А потом опять пили горилку и под конец «вдаряли гопака». Пиджак летел с широких плеч Бориса в угол комнаты, а сам он лихо носился из конца в конец, и притопывал «чоботами», и присвистывал, и лукаво поводил черными бровями.
Он сделался главой этого милого хохлацкого хутора, затерявшегося среди суровых параллельных улиц Петербурга. Было в нем что-то влекущее, чарующее, неотразимое. И все удавалось ему шутя, словно мимоходом. Теперь я уже окончательно верил в его победу над севером, но что-то необъяснимое, что-то тревожное не выходило из моей души, когда я думал о нем.
Началось это весной. Вскоре после пасхи, которая была в том году поздней, мы поехали с ним однажды на острова. Был ясный, задумчивый, ласковый вечер. Тихие воды рек и каналов мирно дремали в своих берегах, отражая розовый и лиловый свет погасавшего неба. Молодая, сероватая зелень прибрежных ив и черных столетних лип так наивно и так радостно смотрелась в воду. Мы долго молчали. Наконец, под обаянием этого прелестного вечера я сказал медленно:
— Как хорошо! За один такой вечер можно влюбиться в Петербург.
Он не ответил. Я поглядел на него украдкой, сбоку. Лицо его было пасмурно и точно сердито.
— Тебе не нравится? — спросил я.
Борис слабо, с выражением досады, махнул рукой.
— Э, декорация! — произнес он брезгливо. — Все одно, как в опере. Разве же это природа?..
Черные глаза его вдруг приняли странное, мечтательное выражение, и он заговорил тихим, отрывистым, волнующим голосом:
— Теперь вот в Малороссии так настоящая весна. Цветет черемуха, калина… Лягушки кричат по заводям, поют соловьи… Там ночь так уж ночь — черная, жуткая, с тайной страстью… А дни какие теперь там стоят!.. Какое солнце, какое небо! Что ваша Чухония? Слякоть…
Он отвернулся в сторону и замолчал. Но я понял уже инстинктом, что в сердце моего друга совершается что-то неладное, нездоровое.
И вправду, начиная с этого вечера Борис затосковал и точно опустился. Я уже не слышал за стеной его мелодичного мурлыканья; он уже не влетал ко мне бомбой в комнату по утрам; пропала его обычная разговорчивость. И только когда заходила речь о Малороссии, он оживлялся, глаза его делались мечтательными, прекрасными и жалкими и точно глядели вдаль, за многие сотни верст.

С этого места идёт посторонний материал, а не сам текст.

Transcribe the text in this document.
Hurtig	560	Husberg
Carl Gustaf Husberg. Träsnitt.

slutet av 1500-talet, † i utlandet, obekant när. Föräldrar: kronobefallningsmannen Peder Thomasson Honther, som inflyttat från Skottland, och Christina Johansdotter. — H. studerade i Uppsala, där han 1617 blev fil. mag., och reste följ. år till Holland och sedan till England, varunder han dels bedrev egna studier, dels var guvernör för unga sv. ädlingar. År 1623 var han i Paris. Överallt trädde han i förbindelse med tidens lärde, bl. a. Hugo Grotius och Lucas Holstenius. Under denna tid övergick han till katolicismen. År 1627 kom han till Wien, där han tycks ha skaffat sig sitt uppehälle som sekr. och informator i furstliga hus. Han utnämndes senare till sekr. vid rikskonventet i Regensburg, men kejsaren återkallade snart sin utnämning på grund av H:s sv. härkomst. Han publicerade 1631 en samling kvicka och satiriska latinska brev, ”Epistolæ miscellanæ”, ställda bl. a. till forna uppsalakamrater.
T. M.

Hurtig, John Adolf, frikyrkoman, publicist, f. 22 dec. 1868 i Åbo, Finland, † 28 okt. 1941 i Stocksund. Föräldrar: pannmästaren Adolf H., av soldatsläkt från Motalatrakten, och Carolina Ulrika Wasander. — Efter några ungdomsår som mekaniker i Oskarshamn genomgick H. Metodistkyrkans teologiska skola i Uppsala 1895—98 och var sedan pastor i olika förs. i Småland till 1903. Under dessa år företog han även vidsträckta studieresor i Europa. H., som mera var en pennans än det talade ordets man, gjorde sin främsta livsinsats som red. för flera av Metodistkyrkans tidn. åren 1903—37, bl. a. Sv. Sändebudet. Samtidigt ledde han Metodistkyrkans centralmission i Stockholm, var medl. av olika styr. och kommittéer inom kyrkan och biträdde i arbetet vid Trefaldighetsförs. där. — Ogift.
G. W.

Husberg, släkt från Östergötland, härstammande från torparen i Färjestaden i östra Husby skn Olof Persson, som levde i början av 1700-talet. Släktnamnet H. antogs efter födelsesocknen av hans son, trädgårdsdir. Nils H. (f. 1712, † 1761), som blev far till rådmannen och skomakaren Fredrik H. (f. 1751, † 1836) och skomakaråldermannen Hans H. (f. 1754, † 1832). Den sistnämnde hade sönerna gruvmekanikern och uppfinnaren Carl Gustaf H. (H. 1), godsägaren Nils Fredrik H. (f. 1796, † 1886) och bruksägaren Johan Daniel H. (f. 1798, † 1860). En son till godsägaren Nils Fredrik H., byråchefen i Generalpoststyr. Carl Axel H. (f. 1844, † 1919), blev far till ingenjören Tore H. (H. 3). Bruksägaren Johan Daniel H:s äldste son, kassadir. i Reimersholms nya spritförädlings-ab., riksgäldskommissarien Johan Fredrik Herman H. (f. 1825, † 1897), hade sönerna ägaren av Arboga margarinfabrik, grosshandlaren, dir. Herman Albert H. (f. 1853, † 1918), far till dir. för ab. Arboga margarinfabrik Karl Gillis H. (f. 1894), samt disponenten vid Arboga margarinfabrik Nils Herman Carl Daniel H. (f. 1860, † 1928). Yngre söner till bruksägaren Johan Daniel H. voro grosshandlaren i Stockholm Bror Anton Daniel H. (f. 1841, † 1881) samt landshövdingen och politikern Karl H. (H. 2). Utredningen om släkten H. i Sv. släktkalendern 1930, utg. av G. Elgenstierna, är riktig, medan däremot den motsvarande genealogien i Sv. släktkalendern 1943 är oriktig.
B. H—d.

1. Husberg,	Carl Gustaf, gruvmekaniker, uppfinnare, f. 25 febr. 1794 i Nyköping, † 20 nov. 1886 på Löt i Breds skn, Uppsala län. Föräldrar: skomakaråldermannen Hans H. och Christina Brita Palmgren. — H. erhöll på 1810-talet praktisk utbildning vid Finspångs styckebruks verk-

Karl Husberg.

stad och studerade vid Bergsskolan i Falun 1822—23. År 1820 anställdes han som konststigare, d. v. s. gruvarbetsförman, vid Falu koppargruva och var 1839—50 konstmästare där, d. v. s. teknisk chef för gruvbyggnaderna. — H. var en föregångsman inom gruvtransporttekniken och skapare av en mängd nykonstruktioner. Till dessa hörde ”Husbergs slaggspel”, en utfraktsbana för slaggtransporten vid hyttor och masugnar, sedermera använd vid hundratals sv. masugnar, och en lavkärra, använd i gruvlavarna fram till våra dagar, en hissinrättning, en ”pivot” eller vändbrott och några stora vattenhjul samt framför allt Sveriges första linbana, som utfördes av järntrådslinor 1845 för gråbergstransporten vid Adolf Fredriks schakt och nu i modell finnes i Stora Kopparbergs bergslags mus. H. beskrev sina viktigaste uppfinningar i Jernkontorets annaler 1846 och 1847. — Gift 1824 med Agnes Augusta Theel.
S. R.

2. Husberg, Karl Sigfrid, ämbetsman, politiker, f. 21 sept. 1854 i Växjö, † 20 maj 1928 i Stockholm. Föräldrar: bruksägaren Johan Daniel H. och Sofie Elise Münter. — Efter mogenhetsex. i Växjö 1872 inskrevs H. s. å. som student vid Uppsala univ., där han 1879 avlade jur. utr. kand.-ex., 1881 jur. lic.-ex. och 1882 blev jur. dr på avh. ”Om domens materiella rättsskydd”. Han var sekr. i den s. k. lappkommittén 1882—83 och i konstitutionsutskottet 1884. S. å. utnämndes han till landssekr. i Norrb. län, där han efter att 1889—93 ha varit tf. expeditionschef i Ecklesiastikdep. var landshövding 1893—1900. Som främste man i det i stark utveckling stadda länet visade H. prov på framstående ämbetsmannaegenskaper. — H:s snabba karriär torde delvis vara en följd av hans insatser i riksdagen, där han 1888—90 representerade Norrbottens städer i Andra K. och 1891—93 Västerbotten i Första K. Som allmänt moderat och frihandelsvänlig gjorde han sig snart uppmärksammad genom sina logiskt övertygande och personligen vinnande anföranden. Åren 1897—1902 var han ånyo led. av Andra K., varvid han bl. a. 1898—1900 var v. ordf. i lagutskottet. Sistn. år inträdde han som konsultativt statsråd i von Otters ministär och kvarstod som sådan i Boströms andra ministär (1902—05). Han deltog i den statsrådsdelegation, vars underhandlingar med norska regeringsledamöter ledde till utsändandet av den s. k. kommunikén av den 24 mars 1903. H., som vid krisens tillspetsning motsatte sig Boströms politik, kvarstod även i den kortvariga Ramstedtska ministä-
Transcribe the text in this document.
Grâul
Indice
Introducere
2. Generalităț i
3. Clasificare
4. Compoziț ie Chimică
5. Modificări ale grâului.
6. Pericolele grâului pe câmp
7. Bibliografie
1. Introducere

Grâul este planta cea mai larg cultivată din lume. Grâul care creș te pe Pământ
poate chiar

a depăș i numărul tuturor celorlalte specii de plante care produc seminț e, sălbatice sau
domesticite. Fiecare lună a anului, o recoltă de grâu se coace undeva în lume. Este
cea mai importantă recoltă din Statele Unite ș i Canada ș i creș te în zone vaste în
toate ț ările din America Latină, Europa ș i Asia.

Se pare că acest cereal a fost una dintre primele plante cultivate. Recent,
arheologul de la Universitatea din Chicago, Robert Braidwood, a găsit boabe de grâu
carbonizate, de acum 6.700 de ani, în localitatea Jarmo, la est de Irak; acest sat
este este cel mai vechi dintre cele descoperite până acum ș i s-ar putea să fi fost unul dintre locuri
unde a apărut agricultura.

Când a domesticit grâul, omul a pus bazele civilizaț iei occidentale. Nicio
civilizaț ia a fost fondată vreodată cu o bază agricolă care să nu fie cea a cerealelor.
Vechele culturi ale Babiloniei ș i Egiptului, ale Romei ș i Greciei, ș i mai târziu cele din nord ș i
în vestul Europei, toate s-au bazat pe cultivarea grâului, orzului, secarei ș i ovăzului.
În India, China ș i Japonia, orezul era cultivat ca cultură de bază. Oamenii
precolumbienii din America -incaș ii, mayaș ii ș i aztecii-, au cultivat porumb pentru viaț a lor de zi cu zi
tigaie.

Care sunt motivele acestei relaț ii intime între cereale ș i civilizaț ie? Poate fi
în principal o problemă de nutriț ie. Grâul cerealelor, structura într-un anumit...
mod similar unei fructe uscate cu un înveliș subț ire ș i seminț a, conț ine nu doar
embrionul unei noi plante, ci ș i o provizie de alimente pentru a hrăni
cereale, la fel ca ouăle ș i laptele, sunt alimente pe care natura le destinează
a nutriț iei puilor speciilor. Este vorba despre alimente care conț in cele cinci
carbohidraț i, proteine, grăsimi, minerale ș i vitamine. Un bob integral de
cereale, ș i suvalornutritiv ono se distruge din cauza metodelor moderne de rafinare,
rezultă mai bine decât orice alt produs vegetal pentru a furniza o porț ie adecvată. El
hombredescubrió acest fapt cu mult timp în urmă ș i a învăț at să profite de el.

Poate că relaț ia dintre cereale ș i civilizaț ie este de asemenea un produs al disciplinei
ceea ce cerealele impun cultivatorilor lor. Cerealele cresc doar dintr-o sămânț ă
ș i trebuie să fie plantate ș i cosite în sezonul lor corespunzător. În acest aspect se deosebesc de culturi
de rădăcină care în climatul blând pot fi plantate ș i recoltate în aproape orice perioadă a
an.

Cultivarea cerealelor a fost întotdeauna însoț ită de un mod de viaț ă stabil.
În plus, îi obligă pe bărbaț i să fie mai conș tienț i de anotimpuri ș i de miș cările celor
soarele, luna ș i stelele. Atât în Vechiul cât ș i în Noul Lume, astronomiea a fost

— Поеду я на лето туда! — говорил он решительно. — Какого черта! Хоть отдохну немного от проклятого Питера.
Но поехать ему «туда» так и не удалось. Служба задержала его. Среди лета мы простились, — обстоятельства гнали меня за границу. Я оставил его грустным, раздраженным, вконец измученным белыми ночами, которые вызывали в нем бессонницу и тоску, доходившую до отчаяния. Он проводил меня на Варшавский вокзал.